12. Common Exam Questions

Viva/Oral Examination Questions

  1. "Describe the classification of leukaemia."

    • Classify by lineage (myeloid vs lymphoid) and tempo (acute vs chronic)
    • Four main types: AML, ALL, CML, CLL
    • Mention WHO 2022 classification for AML/ALL (genetic abnormalities)
  2. "A 65-year-old presents with fatigue, bruising, and WCC 2.5 × 10⁹/L. Blood film shows 40% blasts with Auer rods. What is the diagnosis and immediate management?"

    • Diagnosis: AML (blasts ≥20%, Auer rods pathognomonic)
    • Immediate: FBC, coagulation (DIC?), bone marrow biopsy, cytogenetics/molecular
    • Supportive: Blood products, antibiotics if febrile
    • Specific: Urgent haematology referral, induction chemotherapy (7+3)
    • If APL suspected (promyelocytes, DIC): Start ATRA immediately
  3. "What is the Philadelphia chromosome, and what is its significance?"

    • t(9;22)(q34;q11) translocation → BCR-ABL1 fusion oncogene
    • Defines CML (100% of cases)
    • Present in 25-30% adult ALL (Ph⁺ ALL)
    • Creates constitutively active tyrosine kinase
    • Therapeutic significance: Target for TKI therapy (imatinib, dasatinib, nilotinib, ponatinib)
    • Transformed CML prognosis (5-year survival from 20% → 90%)
  4. "How would you manage a patient with CLL, Binet stage A, asymptomatic?"

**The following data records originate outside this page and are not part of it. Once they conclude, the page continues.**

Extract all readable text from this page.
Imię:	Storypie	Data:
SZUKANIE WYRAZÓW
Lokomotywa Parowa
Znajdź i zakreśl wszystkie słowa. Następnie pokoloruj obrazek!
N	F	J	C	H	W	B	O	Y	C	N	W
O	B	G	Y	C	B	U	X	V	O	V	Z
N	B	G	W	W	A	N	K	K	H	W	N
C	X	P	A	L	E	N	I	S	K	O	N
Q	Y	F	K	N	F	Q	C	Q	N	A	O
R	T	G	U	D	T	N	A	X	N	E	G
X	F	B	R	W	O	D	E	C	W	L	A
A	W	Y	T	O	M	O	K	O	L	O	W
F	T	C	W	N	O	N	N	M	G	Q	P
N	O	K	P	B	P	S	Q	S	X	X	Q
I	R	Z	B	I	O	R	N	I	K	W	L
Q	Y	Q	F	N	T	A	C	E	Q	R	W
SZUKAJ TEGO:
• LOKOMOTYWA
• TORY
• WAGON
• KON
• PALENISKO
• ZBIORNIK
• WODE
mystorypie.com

    • Watch and wait (no treatment indicated)
    • Explain: Many CLL patients never require treatment
    • Monitoring: FBC and clinical examination every 3-6 months
    • Initiate treatment if: Progressive cytopenias, symptomatic lymphadenopathy/splenomegaly, constitutional symptoms, autoimmune complications
    • Check TP53 status and IGHV mutation for prognostication
  5. "What are the complications of tumour lysis syndrome, and how do you prevent it?"

    • Complications: Hyperuricaemia → AKI; hyperkalaemia → arrhythmias; hyperphosphataemia + hypocalcaemia → seizures
    • Prevention:
      • IV hydration (3 L/day minimum)
      • Allopurinol 300-600 mg/day (or rasburicase if high-risk)
      • Monitor U&Es, Ca, PO₄, urate, LDH 4-6 hourly
      • Avoid potassium supplementation
    • High-risk patients: High WCC, bulky disease, elevated LDH, pre-existing renal impairment

SBA/MCQ High-Yield Topics

  • Auer rods → AML (pathognomonic)
  • Smudge cells → CLL
  • t(15;17) PML-RARA → APL → ATRA + ATO
  • t(9;22) BCR-ABL1 → CML → TKI therapy
  • FLT3-ITD mutation → Adverse prognosis in AML → FLT3 inhibitor
  • del(17p)/TP53 mutation in CLL → Avoid chemoimmunotherapy → BTK inhibitor or venetoclax
  • Hyperleukocytosis → Leukostasis → Avoid RBC transfusion → Leukapheresis
  • Neutropenic sepsis → Immediate broad-spectrum antibiotics → Piperacillin-tazobactam
  • DIC in APL → Start ATRA immediately (even before confirmation)
  • Philadelphia-positive ALL → Add TKI to chemotherapy

13. Patient/Layperson Explanation

What is Leukaemia?

Leukaemia is a type of blood cancer that starts in the bone marrow, where blood cells are made. In leukaemia, the bone marrow produces too many abnormal white blood cells that don't work properly. These abnormal cells crowd out the normal blood cells, causing problems.

Types of Leukaemia

There are four main types of leukaemia:

  1. Acute Leukaemias (develop quickly):

    • Acute Myeloid Leukaemia (AML): Most common acute leukaemia in adults
    • Acute Lymphoblastic Leukaemia (ALL): Most common cancer in children; less common in adults
  2. Chronic Leukaemias (develop slowly):

    • Chronic Myeloid Leukaemia (CML): Usually affects middle-aged adults
    • Chronic Lymphocytic Leukaemia (CLL): Most common leukaemia overall; usually affects older adults

Symptoms

Symptoms depend on the type but may include:

  • Feeling very tired and weak
  • Getting infections easily
  • Bruising or bleeding easily
  • Pale skin
  • Swollen glands (lymph nodes) in the neck, armpits, or groin
  • Feeling full quickly (from an enlarged spleen)
  • Fever and night sweats
  • Weight loss

Acute leukaemias develop quickly over days to weeks and need urgent treatment.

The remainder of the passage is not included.